Semangat Egalitarian Al-Qur’an dalam Otoritas Menginisiasi dan Prosedur Perceraian

Main Author: Mardhatillah, Masyithah
Format: Article info application/pdf Journal
Bahasa: eng
Terbitan: UIN Sunan Kalijaga Yogyakarta , 2015
Subjects:
Online Access: http://ejournal.uin-suka.ac.id/ushuluddin/esensia/article/view/983
http://ejournal.uin-suka.ac.id/ushuluddin/esensia/article/view/983/909
Daftar Isi:
  • This article aims to elaborate the egalitarian spirit of Quran on divorce authority and related procedures.
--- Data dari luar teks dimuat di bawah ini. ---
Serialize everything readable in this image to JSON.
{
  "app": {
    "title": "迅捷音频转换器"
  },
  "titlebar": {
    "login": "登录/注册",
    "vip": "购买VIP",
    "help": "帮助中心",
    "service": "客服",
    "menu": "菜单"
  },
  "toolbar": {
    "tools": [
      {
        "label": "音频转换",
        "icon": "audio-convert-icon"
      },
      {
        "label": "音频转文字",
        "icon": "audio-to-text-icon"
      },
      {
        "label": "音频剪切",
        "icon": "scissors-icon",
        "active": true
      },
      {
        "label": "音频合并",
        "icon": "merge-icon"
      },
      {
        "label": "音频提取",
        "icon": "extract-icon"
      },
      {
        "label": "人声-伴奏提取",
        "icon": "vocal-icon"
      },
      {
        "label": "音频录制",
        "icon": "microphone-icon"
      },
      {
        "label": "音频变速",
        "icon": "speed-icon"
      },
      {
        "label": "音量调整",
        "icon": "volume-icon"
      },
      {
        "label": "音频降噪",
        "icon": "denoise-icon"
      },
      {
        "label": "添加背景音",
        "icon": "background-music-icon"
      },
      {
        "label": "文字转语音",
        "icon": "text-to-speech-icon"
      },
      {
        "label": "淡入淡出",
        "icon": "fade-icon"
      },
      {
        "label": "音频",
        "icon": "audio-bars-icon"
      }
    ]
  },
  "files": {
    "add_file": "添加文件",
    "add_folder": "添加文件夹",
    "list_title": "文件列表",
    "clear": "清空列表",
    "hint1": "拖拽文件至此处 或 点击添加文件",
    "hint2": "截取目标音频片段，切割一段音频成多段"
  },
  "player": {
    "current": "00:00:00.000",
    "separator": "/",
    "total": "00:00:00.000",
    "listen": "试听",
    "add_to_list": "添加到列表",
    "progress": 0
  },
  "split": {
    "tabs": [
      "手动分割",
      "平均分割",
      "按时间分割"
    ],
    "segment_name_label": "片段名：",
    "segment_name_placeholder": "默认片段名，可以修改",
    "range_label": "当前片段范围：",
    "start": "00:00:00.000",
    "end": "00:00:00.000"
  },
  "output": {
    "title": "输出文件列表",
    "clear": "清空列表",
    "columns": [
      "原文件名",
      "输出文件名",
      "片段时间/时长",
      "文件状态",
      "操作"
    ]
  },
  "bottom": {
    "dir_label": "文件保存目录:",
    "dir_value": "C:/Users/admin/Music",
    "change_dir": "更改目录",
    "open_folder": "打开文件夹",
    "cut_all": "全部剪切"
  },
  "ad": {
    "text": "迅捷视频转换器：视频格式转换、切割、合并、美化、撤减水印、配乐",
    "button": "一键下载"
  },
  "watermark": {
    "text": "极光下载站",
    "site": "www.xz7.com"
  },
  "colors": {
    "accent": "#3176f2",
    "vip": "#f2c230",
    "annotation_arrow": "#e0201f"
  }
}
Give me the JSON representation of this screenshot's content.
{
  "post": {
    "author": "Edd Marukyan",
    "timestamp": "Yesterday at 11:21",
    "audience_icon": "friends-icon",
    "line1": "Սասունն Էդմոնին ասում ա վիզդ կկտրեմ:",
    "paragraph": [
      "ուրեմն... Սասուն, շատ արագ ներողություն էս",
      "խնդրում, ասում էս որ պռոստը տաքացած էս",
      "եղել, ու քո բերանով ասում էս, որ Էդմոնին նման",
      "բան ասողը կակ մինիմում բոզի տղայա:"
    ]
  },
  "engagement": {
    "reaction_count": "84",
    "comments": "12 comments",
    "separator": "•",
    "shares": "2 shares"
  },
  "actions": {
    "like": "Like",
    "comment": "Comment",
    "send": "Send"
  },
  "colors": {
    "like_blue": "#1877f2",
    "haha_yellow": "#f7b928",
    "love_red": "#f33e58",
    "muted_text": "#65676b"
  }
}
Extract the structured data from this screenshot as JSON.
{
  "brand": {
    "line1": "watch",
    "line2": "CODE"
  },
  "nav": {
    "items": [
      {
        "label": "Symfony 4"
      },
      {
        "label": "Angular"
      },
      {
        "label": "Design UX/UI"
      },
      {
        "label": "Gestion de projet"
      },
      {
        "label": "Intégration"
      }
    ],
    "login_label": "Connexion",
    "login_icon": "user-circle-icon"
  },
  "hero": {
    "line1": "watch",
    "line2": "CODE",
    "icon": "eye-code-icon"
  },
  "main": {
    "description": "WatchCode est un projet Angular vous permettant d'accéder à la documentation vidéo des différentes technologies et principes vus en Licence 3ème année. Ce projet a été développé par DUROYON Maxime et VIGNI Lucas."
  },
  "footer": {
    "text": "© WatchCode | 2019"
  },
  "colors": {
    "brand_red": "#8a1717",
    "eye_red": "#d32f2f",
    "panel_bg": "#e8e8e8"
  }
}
It is generally believed that only men can initiate the divorce, whereas Quran also gives the same chance for women as told in QS. al-Baqarah (2): 229 through khulu’ concept. Therefore, this article is going to explore firstly the concept of divorce in Islam, including law and ethical procedures that related parties have to obey, particularly, husband and wife. The next discussion focuses on the concept of khulu’ and insights (method and rereading product of Quranic interpretation) among tafsir ahkam experts and feminists. Besides uncovering the same chance for husband and wife to initiate the divorce in the different condition and emphasis, those insights show that divorce should be the last choice to take. As a consequence, the authority initiated the divorce of husband and wife should not be based on self-interest and egoism, but egalitarian norms consideration for both parties.[Tulisan ini berupaya mengelaborasi semangat egalitarian Al-Qur’an dalam hal otoritas menginisiasi perceraian serta berbagai prosedur dalam praktik perceraian. Sejauh ini lumrah dipahami bahwa otoritas menginisiasi perceraian hanya dimiliki laki-laki (suami). Padahal, dengan konsep khulu’ yang tertuang dalam QS. al-Baqarah (2): 229, Al-Qur’an juga menyiratkan kesempatan yang sama bagi perempuan (istri). Untuk itu, tulisan ini akan terlebih dahulu memaparkan konsep perceraian dalam Islam termasuk prosedur-prosedur hukum maupun etis yang harus dijalankan pihak-pihak terkait. Setelah itu, barulah pembahasan akan difokuskan pada konsep khulu’ dalam Al-Qur’an berikut pandangan (meliputi metode serta produk pembacaan) para penggiat tafsir ahkam maupun para feminis terkait hal tersebut. Selain mengemukakan adanya kesempatan yang sama bagi suami maupun istri dengan ketentuan dan penekanan yang berbeda, berbagai pembahasan tersebut menunjukkan bahwa perceraian benar-benar merupakan pilihan terakhir yang harus demikian dipertimbangkan. Karena itu, otoritas menginisiasi perceraian yang dimiliki suami maupun istri bukanlah untuk mengukuhkan egoisme pribadi masing-masing, akan tetapi lebih kepada upaya menegakkan norma-norma egalitarian bagi kedua belah pihak.]